Когда до медлительного ума Плохия добирается в конце концов смысловая мощь высказыванья, из горла его сам собою вырывается звук, напоминающий кряк селезня.
– Ничего себе! – отчасти чтобы загладить, поражается он и словесно. – Это кто ж такое догадался? Гениально! В десятку. Наповал. – Плохия даже пот прошиб.
– Был такой... один французский румын... Да нам-то с вами что? Соль в том, что верно.
Плохий приподнимается, снова садится. Вытирает рукавом лоб.
– Кто же из нас всех существует-то тогда?
Она вновь приподнимает плечи. На плечах погончики, на погончиках пуговички, а на пуговичках капельки воды, поскольку все-таки, как говорят казимовцы, бусит бусинец.
– Монах какой-нибудь, – пытается она отозваться предположеньями, – Диоген... Ребенок, покуда не схитрил... Некоторый русский человек за двести лет до итогов его развития, – засмеялась, – да все мы, наверное! Время от времени...

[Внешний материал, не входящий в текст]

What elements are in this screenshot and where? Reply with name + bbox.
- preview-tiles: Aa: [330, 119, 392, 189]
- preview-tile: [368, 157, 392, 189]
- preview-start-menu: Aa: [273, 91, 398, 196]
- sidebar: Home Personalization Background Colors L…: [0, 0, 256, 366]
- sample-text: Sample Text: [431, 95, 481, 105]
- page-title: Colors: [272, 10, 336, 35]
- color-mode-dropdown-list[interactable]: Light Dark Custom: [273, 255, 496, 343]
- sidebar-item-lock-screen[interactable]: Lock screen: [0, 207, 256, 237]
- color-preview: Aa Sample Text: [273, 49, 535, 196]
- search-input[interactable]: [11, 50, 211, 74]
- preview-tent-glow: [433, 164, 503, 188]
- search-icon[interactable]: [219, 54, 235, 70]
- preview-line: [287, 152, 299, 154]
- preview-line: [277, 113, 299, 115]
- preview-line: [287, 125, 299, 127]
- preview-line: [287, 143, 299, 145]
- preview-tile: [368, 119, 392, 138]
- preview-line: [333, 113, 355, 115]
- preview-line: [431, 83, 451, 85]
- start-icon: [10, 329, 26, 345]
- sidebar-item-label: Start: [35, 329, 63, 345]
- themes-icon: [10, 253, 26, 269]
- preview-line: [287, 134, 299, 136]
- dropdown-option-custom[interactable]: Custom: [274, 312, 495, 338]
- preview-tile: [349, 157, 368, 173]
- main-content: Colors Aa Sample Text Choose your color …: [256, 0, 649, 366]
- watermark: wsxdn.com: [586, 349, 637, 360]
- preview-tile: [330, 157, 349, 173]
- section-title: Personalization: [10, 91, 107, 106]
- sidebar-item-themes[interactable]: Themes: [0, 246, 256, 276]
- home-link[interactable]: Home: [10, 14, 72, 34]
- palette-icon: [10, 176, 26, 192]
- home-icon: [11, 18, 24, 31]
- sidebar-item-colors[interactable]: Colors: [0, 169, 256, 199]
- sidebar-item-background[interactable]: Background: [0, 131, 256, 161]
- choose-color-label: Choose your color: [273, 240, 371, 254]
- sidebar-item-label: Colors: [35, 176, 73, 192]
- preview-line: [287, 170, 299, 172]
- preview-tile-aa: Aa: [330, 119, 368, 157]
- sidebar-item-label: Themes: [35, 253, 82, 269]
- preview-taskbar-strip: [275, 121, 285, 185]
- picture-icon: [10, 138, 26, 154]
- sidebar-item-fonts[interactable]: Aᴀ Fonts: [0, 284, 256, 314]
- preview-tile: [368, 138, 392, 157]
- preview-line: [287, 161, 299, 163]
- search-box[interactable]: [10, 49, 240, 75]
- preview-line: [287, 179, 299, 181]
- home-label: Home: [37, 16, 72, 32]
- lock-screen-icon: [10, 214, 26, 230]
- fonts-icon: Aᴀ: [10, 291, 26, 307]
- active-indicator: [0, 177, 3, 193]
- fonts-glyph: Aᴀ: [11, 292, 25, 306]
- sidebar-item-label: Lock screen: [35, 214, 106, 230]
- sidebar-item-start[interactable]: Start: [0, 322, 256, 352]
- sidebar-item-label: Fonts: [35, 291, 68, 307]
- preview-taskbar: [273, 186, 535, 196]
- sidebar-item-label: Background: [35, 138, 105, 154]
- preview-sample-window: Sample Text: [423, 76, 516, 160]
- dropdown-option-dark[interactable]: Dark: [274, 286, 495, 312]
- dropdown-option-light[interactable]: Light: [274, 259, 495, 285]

– Ясно, – говорит он, – почему зрелищ!
– Что? – не понимает она.
– Почему «хлеба и зрелищ», – разъясняет он. Потом они говорят о прогрессе, о цивилизации (попытке устроить жизнь без Бога), о том, что у истинного монаха истина должна быть и за жену; оба ненарочно смеются, и у них завязывается один из тех бесценно-редкостных разговоров, когда взаимосимпатия не мутит и не рушит, а, наоборот, сберегает для мужчины и женщины музыку смыслов.